Ellende sets forth what once bands as Empyrium set out to do; the feel of classical romanticism draped in anguish, woe and despair. Given a voice by tear jerking melodies, melancholic folk and mid-tempo screeching black metal. Just my cup of tea.
Atmospheric black from South Africa. It checks all the boxes; winding and stretched mid-tempo walls of noise, contemplative acoustics interludes and harrowing screams. But that's just it; it just checks the boxes. It's good, but it lacks some identity sadly.
A very minimalistic, neo-classical soundtrack which is nothing but brooding and brooding, untill the sudden swell of the horns which die away as fast as they came. It's made of course for the suspense of the movie, but it holds up really well on it's own. And there are a few OST that can say that.
Dip in darkness and despair in the deep desolate woods with Veldes. Proper folk-black with decent production and interesting hooks and some quality screams. But on a whole the albums tends to lack variety in sound and foremost in the vocals. A good first impression that I don't think will last.
Firewatch (the game) is all about interactive storytelling with dialogs, graphics, art and of course music. The music stands fine on it's own, but a few listens in it becomes apparent that the best way to listen this soundtrack is in the game.
Uada seems to be one of the frontrunners of the new American black metal scene, and I like it. It's a fresh take on the old black-trash bond with staggering modern black and old school trashy solo's.
A heavy focus on the concept behind the album, which didn't really do it any good. Find it hard to keep myself interested, though there are some nice riffs. But progmetal with clean vox isn't what I search for in the Mouth of the Architect.
Continuing the path set by Mala, more away from the freakyness and more into the calm and warm tones of neofolk, with a tiny hint of psychedelics on it's edges. Fine background music to relax to.
A post-black-electro ambient record (Think 'Celestite' by WITTR). Though this has nothing to do with black metal other then the intent. It's a fine amateur record, but it's not at all renewing or revolutionary in what it does.
Strechted doom metal with clean vocals. A Dutch/French split with mostly the same ingredients. It sounds just fine for doom metal, but I can't say I'm a big doom fan.

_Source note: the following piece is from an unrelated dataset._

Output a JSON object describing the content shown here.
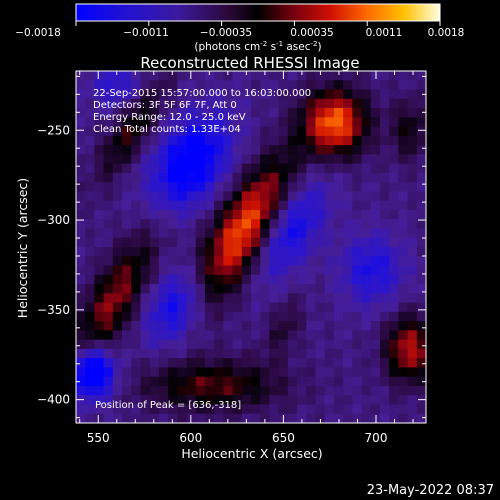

On this split with two of the most promising new BM bands in The Netherlands both bands bring their A-game to this split. Laster's part is intense and furious whereas Wederganger take their time on brooding midtempo pagan black.
Downtempo-tech-house-electronica from Amsterdam. The first full-length after a promising EP, and boy does it deliver. It's a most relaxing record with soft beats, subtle instrumentation and enough good inspiration to make it last.
What's in a name? The same as in this album, an epic tale of history of one of the most brutal and literally frostbitten artic voyages. What best to tell such tale with grim black metal and theatrical interludes? This album is literally made to tell a true story, and it's well worth sitting down for
A Moonsorrow record is quickly identified: Heavy riffs chugging, realistic soundcapes and deep war drums, and brutal singalongs. But the records start to blend together, and as such, this one doesn't grasp me as much as others do. It lacks memorable riffs and songwriting that Kivenkantaja does have.
The first proper full-length after years of touring on demos and a split-up of the band, and I can say it disappointing. It doesn't deliver on the dynamic, deep post-metal I'd come to expect. It has it's moments but is rather flat at the end of it.
The post-masters of Cult of Luna team up with the crazy wife Julie Christmas and it works like a charm. Their deep and haunting post metal is met with the vocal marriage of the growls of Johannes and crazy screams of Julie, and boy does magic happen.
AMG hailed this as a pure brand masterpiece, and I can see why. It does a lot, from black metal structuring to deathmetal riffing, folk interludes etc. But it's all done too well to my taste; it's too polished, shiny and produced for my ears.
Seeing Skuggsjá (Wardruna & Enslaved) perform live was a real privilege, since it wasn't really supposed to be more then a one time thing. The record that wasn't supposed to be made is here now and it's a proper reflection of the project. Deep folk and roaring folk-black metal.
Forndom does what Wardruna does; make a historical connection to the Viking-spirituals back in the day. The difference, however, is that Forndom takes a slow pacing and deep, calm sounds to tell the tale, where Wardruna tends to explode into epic showdowns.
I want to like this, since I always said there wasn't a Borknagar record that I don't love. But alas, here we are. Extra sad is that Garm (Ulver) is on in the vocals, so the dissapointment is bigger. The main problem is a lack of coherence in the vocals and all-over feel of the album.